Souvenirs historiques de Pierre Joigneaux

Ouvrage numérisé par Jean-Pol Weber et Luc Hiernaux. La saisie du texte respecte, le plus scrupuleusement possible, la typographie, l’orthographe et la ponctuation de l’ouvrage.

SOUVENIRS HISTORIQUES

 de PIERRE JOIGNEAUX

 Ancien Représentant du peuple, ancien Député, Sénateur de la Côte-d’Or

 

TOME PREMIER

[page 103]

Armand Gouffé

 Le nom d’Armand Gouffé a résisté aux ravages du temps, parce qu’il était un homme d’esprit. On n’oublie pas l’auteur de : le Bouffe et le Tailleur, et surtout de cette chanson des Frelons, dont le refrain : « Plus on est de fous, plus on rit [,] » a si souvent égayé nos tables. On se figure que le père de ces jolies choses était un compagnon, menant bruyante vie, la passant à fredonner, à faire le diable-à-quatre, à boire sec et à remplir le Caveau moderne d’éclats de rire à gilet déboutonné. Vous n’y êtes pas, mes amis, mais pas du tout. Je l’ai connu assez pour vous l’affirmer, puisqu’il a fini sa carrière à Beaune, où j’ai commencé la mienne.

Jamais homme ne mena moins de bruit et n’occupa moins de place que celui-là. Il n’avait pas la vue bonne [page 104] et il me semble l’apercevoir encore les lunettes sur le nez, la figure en l’air, comme s’il eût cherché quelque chose dans l’espace, cheminant à pas lents et indécis, la main appuyée sur sa canne, et s’arrêtant aux tournants des rues et des carrefours à la manière d’un rêveur qui est sur la piste d’une idée, ou bien d’un égaré qui cherche à s’orienter. Il était toujours seul, ne dérangeant personne, sans doute parce qu’il aimait point à être dérangé.

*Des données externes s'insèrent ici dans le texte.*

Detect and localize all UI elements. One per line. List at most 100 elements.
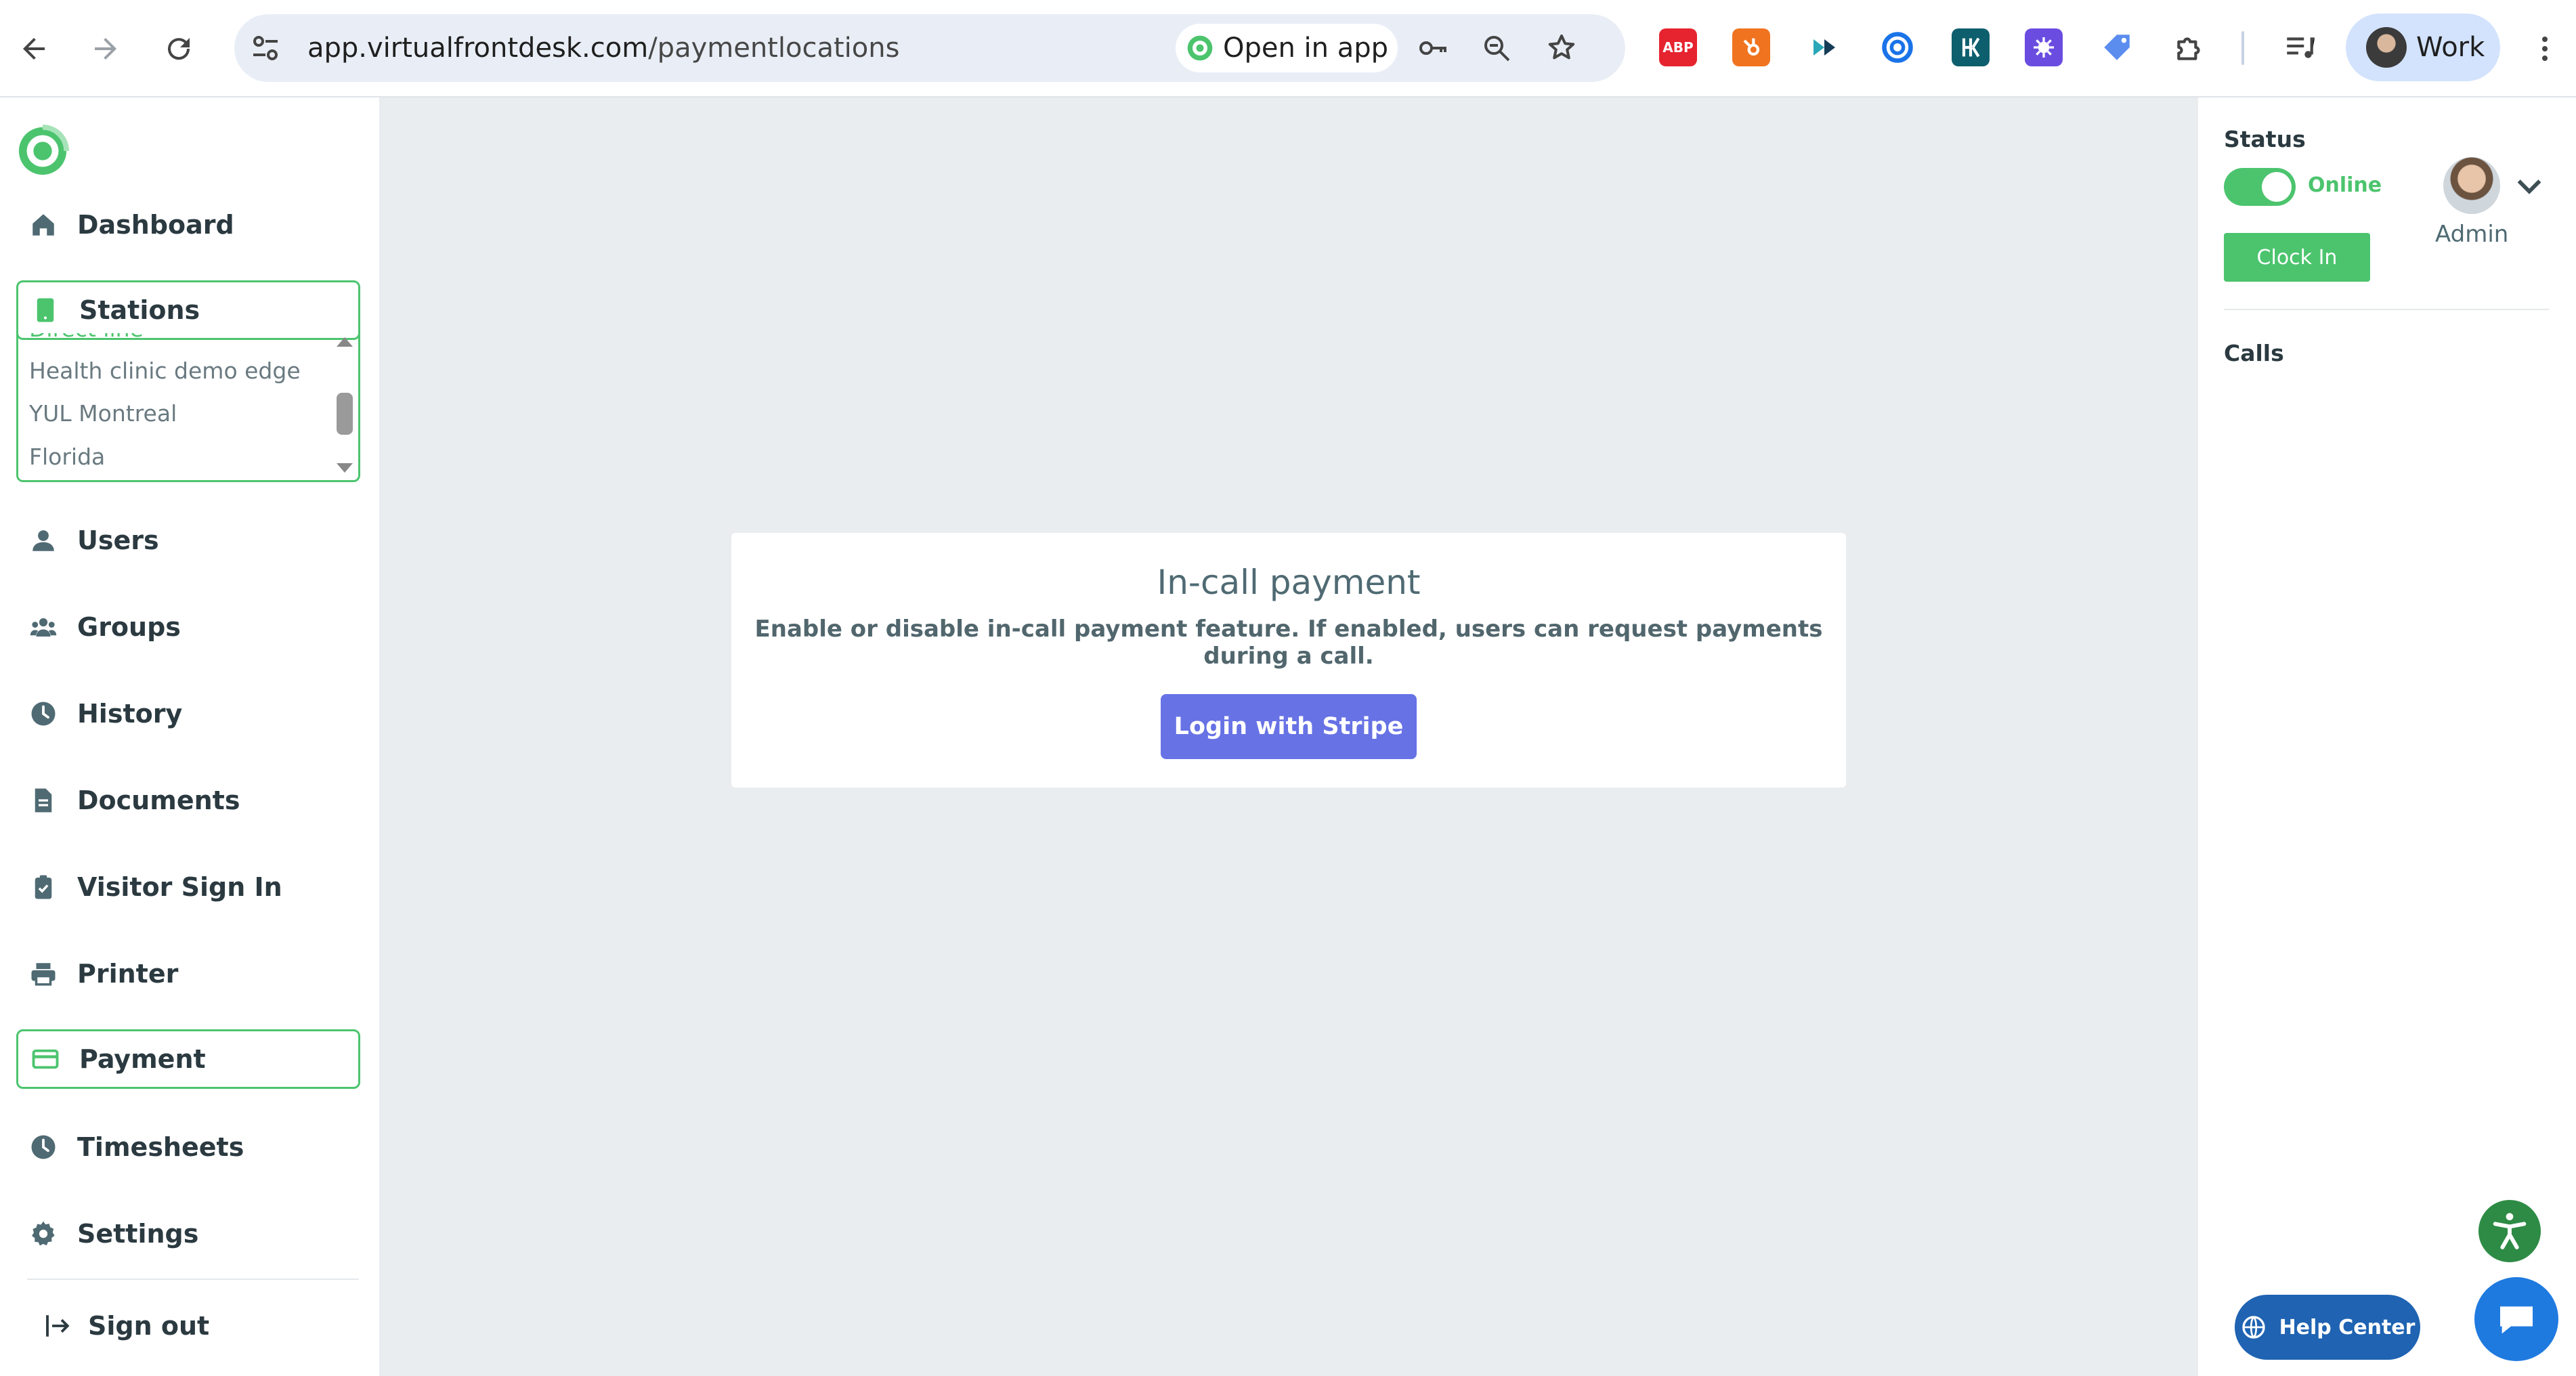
scroll-up-arrow-icon[interactable] [337,337,353,347]
sidebar-item-payment[interactable]: Payment [16,1029,360,1089]
panel-divider [2224,309,2549,310]
chat-button[interactable] [2474,1277,2558,1361]
chat-bubble-icon [2500,1306,2533,1334]
login-with-stripe-button[interactable]: Login with Stripe [1161,694,1417,759]
sidebar-item-label: Users [77,525,159,555]
media-queue-icon[interactable] [2281,28,2319,66]
admin-avatar[interactable] [2443,157,2500,214]
extension-teal-icon[interactable] [1805,28,1843,66]
main-content: In-call payment Enable or disable in-cal… [379,98,2198,1376]
site-info-icon[interactable] [249,32,282,64]
browser-menu-button[interactable] [2520,24,2569,73]
sidebar: Dashboard Stations Direct line Health cl… [0,98,379,1376]
online-status-text: Online [2308,173,2382,197]
sign-out-icon [46,1315,70,1337]
accessibility-icon [2493,1213,2527,1249]
address-bar[interactable]: app.virtualfrontdesk.com/paymentlocation… [234,14,1625,82]
profile-label: Work [2416,32,2485,63]
sidebar-item-label: Payment [79,1044,206,1074]
forward-arrow-icon [95,38,116,60]
hubspot-icon[interactable] [1732,28,1770,66]
sidebar-item-users[interactable]: Users [16,511,360,570]
sidebar-item-label: Sign out [88,1311,210,1341]
sign-out-button[interactable]: Sign out [30,1296,374,1356]
card-description: Enable or disable in-call payment featur… [754,616,1823,670]
url-text[interactable]: app.virtualfrontdesk.com/paymentlocation… [307,30,899,66]
tag-icon[interactable] [2098,28,2136,66]
calls-label: Calls [2224,340,2284,366]
stations-scrollbar[interactable] [334,337,354,473]
clock-icon [31,702,56,726]
credit-card-icon [32,1049,59,1069]
sidebar-item-visitor-sign-in[interactable]: Visitor Sign In [16,857,360,917]
sidebar-item-printer[interactable]: Printer [16,944,360,1004]
sidebar-item-settings[interactable]: Settings [16,1204,360,1264]
toolbar-divider [2241,31,2244,65]
key-icon[interactable] [1417,32,1449,64]
chevron-down-icon[interactable] [2514,171,2545,202]
user-icon [33,530,54,551]
document-icon [35,788,52,813]
sidebar-item-label: Visitor Sign In [77,872,282,902]
sidebar-item-dashboard[interactable]: Dashboard [16,195,360,255]
home-icon [33,214,54,236]
clock-in-button[interactable]: Clock In [2224,233,2370,282]
sidebar-item-timesheets[interactable]: Timesheets [16,1117,360,1177]
back-button[interactable] [9,24,58,73]
sidebar-item-label: Printer [77,959,179,989]
station-item[interactable]: Florida [29,444,105,470]
sidebar-item-stations[interactable]: Stations [16,280,360,340]
gear-icon [32,1221,55,1246]
sidebar-item-label: Groups [77,612,181,642]
profile-button[interactable]: Work [2346,14,2500,81]
forward-button[interactable] [81,24,130,73]
sidebar-divider [27,1278,359,1280]
extension-blue-c-icon[interactable] [1879,28,1916,66]
scroll-down-arrow-icon[interactable] [337,463,353,473]
adblock-plus-icon[interactable]: ABP [1659,28,1697,66]
partial-station-text: Direct line [29,333,144,342]
station-item[interactable]: YUL Montreal [29,400,177,427]
app-logo[interactable] [16,125,69,177]
sidebar-item-label: Documents [77,786,240,815]
zoom-icon[interactable] [1480,32,1513,64]
scrollbar-thumb[interactable] [337,393,353,435]
sidebar-item-documents[interactable]: Documents [16,771,360,830]
sidebar-item-groups[interactable]: Groups [16,597,360,657]
admin-name: Admin [2435,221,2509,248]
tablet-icon [37,298,54,322]
sidebar-item-history[interactable]: History [16,684,360,744]
url-host: app.virtualfrontdesk.com [307,33,649,64]
help-center-button[interactable]: Help Center [2235,1295,2420,1360]
help-center-label: Help Center [2279,1315,2416,1339]
open-in-app-label: Open in app [1223,33,1389,64]
accessibility-button[interactable] [2478,1200,2541,1262]
open-in-app-button[interactable]: Open in app [1176,24,1398,72]
extension-hk-icon[interactable] [1952,28,1990,66]
sidebar-item-label: Timesheets [77,1132,244,1162]
clock-icon [31,1135,56,1159]
right-panel: Status Online Clock In Admin Calls [2198,98,2576,1376]
printer-icon [31,963,56,986]
toggle-knob [2262,172,2292,202]
puzzle-icon[interactable] [2171,28,2209,66]
bookmark-star-icon[interactable] [1545,32,1578,64]
sidebar-item-label: Stations [79,295,200,325]
group-icon [30,618,57,637]
card-title: In-call payment [1157,563,1421,602]
adblock-plus-label: ABP [1662,39,1694,56]
online-toggle[interactable] [2224,168,2296,206]
extension-purple-icon[interactable] [2025,28,2063,66]
station-item[interactable]: Health clinic demo edge [29,358,301,384]
clipboard-check-icon [35,875,52,899]
reload-button[interactable] [154,24,203,73]
url-path: /paymentlocations [648,33,900,64]
status-label: Status [2224,126,2306,152]
app-logo-icon [1187,35,1213,61]
globe-icon [2241,1316,2265,1339]
in-call-payment-card: In-call payment Enable or disable in-cal… [731,533,1846,788]
reload-icon [168,38,190,60]
kebab-menu-icon [2542,37,2548,61]
browser-toolbar: app.virtualfrontdesk.com/paymentlocation… [0,0,2576,98]
stations-list[interactable]: Direct line Health clinic demo edge YUL … [16,333,360,482]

En hiver, Armand Gouffé ne se montrait pas plus que les hirondelles. Pendant que celles-ci se tenaient au chaud dans les climats ensoleillés, le vieux chansonnier se tenait au coin de son feu. Mais dès que le gazon verdissait et que les feuilles se montraient aux arbres, il quittait le logis et renaissait. Armand Gouffé avait loué à Beaune, tout en haut d’un vieux bastion démantelé, une maisonnette à volets verts, où une demi-douzaine de personnes n’auraient pas tenu à l’aise. Le ruisseau murmurant ne manquait pas à la maisonnette, mais il coulait au pied du bastion, à une profondeur absolument déraisonnable. Enfin, autour de la maisonnette en question, il y avait un jardinet, des arbustes et des fleurs.